• Die Tür öffnend läuft sie beinahe in die Hausherrin, die zum ungezählten Male einen Blick auf ihren lädierten Gast werfen wollte.
    "Hoppla", sagt sie und fängt sich kurz vor einem gemeinsamen Sturz.
    "Ausgeschlafen?", faßt sie dann das Offensichtliche in Worte und beäugt die Freundin kritisch.
    "Magst du was essen?"

  • Alanis blinzelte Kassandra verblüfft aus noch schlafumwölkten, grünen Augen an.


    "Hm - jaaaa", sagte sie und es klang so leidend, wie man sich als lebendige Flickenpuppe fühlen konnte. "Un' ja. Hast Du meine Schuhe gesehen?"

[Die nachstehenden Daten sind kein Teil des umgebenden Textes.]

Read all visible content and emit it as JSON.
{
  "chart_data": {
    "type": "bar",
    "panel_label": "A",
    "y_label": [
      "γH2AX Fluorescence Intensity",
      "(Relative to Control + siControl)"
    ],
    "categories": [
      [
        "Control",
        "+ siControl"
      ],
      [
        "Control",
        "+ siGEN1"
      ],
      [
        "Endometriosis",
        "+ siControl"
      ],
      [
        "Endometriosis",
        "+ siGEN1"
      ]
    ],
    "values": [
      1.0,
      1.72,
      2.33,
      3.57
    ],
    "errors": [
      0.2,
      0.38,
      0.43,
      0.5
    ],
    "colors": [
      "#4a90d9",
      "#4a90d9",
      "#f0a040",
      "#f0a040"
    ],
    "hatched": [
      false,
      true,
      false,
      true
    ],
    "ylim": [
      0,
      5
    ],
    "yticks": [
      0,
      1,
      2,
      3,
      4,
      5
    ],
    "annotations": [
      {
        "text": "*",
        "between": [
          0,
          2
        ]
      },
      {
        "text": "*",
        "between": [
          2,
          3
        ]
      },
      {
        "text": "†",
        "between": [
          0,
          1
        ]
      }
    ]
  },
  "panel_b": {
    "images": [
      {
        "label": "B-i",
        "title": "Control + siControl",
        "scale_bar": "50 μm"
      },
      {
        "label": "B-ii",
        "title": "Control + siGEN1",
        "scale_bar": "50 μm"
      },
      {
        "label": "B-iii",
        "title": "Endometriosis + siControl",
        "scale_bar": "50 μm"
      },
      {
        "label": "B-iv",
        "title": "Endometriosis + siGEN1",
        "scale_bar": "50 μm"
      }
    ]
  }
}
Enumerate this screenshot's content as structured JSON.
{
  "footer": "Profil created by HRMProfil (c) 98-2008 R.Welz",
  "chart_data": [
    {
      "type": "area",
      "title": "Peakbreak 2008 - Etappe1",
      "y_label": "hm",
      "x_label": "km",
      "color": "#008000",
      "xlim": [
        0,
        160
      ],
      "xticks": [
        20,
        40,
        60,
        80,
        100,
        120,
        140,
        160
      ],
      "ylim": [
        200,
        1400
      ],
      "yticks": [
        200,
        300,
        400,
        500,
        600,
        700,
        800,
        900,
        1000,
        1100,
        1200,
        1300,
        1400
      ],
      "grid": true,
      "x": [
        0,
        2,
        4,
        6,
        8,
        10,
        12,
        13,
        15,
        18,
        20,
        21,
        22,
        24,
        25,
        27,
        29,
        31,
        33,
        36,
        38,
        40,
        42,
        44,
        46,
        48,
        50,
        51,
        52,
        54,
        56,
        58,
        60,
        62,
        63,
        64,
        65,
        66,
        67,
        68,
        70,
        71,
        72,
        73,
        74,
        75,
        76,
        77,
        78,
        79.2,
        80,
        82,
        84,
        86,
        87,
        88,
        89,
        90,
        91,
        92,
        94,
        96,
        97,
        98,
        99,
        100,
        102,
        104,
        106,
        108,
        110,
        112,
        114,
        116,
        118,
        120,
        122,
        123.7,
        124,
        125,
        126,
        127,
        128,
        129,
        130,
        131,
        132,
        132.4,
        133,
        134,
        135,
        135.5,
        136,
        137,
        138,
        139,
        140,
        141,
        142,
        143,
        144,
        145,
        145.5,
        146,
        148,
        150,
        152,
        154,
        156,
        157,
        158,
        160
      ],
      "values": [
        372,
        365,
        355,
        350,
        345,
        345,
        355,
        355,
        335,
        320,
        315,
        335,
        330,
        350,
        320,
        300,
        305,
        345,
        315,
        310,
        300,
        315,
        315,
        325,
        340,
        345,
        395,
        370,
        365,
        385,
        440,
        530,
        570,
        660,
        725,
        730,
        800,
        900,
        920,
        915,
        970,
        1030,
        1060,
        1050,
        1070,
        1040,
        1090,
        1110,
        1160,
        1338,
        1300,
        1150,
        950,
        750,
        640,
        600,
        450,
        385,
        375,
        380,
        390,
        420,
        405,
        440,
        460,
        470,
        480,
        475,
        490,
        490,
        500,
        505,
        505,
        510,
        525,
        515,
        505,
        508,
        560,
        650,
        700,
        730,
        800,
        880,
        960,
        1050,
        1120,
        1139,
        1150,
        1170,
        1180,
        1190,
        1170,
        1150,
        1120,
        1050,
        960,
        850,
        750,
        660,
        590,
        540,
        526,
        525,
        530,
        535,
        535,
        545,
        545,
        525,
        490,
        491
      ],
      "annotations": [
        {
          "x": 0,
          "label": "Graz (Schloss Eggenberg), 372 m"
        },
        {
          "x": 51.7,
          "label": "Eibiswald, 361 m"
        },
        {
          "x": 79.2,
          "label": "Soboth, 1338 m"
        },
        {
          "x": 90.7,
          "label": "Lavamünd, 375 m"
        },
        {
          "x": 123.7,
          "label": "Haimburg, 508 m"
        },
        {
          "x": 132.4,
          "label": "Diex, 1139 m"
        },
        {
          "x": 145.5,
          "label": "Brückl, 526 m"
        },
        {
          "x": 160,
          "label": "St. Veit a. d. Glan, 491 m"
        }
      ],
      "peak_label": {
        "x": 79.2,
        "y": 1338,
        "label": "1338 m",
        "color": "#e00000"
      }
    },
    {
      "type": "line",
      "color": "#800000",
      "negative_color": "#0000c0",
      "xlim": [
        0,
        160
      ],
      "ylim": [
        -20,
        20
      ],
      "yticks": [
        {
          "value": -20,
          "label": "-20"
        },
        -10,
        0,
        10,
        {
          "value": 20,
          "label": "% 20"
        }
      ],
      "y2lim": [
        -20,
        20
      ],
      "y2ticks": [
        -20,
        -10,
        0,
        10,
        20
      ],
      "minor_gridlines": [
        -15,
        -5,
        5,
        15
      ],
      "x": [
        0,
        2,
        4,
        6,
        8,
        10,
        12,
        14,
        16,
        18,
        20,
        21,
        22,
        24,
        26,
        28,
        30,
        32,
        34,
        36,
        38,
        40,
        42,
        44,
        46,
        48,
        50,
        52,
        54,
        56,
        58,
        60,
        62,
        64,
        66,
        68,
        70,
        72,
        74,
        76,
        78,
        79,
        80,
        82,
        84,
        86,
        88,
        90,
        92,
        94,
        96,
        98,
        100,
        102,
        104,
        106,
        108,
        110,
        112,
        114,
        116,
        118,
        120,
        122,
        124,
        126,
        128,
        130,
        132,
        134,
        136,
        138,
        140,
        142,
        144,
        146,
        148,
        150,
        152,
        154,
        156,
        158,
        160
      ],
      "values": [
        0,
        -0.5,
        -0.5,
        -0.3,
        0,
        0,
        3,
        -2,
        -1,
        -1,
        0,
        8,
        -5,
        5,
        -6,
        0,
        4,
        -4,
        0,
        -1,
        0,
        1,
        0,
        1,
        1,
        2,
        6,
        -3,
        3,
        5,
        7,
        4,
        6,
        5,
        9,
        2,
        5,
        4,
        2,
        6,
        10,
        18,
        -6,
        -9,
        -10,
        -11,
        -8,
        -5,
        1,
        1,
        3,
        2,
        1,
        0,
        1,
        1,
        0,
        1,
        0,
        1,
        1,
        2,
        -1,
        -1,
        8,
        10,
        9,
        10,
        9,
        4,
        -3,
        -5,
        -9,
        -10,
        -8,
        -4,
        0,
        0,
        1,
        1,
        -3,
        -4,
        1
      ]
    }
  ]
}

    Die hatte sie am vergangenen Abend auf der Schwelle ausgezogen, um den Schlamm, der sich nach den Sommergewittern auf der Straße zwischen Waldbach und Amonlonde Stadt gebildet hatte, nicht durch das halbe Haus zu tragen. Nun bemerkte sie, wie ihr die Kälte des Bodens durch den Körper kroch. Aber ihre Socken hatte sie in ihrer Kiepe nicht gefunden. Wo waren die eigentlich hin?

  • "Stehen unten", beantwortet Kassandra die Frage nach den Schuhen. "Und Unten gibts auch Essen. Willst du für drinnen ein paar Filzlatschen haben?"
    Dicke Socken hatte das Gepäck der Priesterin enthalten, doch die weichten zusammen mit anderen schlammigen und blutbesudelten Textilien in einem Bottich.
    Was die Schankmaid zur Hauptfrage bringt.
    "Was zum Geier habt ihr das draußen gemacht? Ich dachte das sollte eine Feier werden??"

  • Alanis seufzte.


    "Das hätte eine Feier werden können. Aber da waren dann ein Mord, zwei weggelaufene Kinder und ein paar magische Obelisken."


    Sie schaute hinunter auf ihre Füße.


    "Filzlatschen wären toll, danke."

  • Es war Morgen, als Alanis ihr Zimmer betrat. Sie lächelte dankbar, als sie im ersten Licht des Tages sah, dass das Bett frisch bezogen und das Kissen frisch aufgeschüttelt war. Das Gefühl, willkommen zu sein, war so wärmend wie die Decke, die sie aus der Bibliothek mitgebracht hatte und die sie nun am Fußende des Bettes ablegte.


    Rasch waren Schuhe und Gürtel abgestreift, dann rutschte Alanis mit einem Seufzen zwischen die kühlen Decken. Sie schlief schnell ein, so erschöpft war sie und die erste Zeit blieben ihr Träume erspart. Doch dann veränderten sich die Bilder vor ihrem inneren Auge.... .


    Die Priesterin fuhr aus dem Schlaf empor und schnappte nach Luft. Sie war schweißgebadet und ihr Unterkleid klebte an ihrer erhitzten Haut. Ihre Hand fuhr zu ihrem Hals, rieb heftig mit dem Kleiderärmel darüber, um die Erinnerung abzustreifen. Doch es blieben nur aufgeschürfte Haut und ein unerfülltes, heftiges Sehnen zurück.


    So schnell es eben ging, eilte Alanis auf wackeligen Beinen ins Badezimmer und wusch sich in eiskaltem Wasser, bis ihr die Zähne klapperten. Erst dann schien sie in der Wirklichkeit wieder angekommen zu sein. Sie kehrte in ihr Zimmer zurück, zog sich rasch and und lief dann aus dem Haus. Nur fort.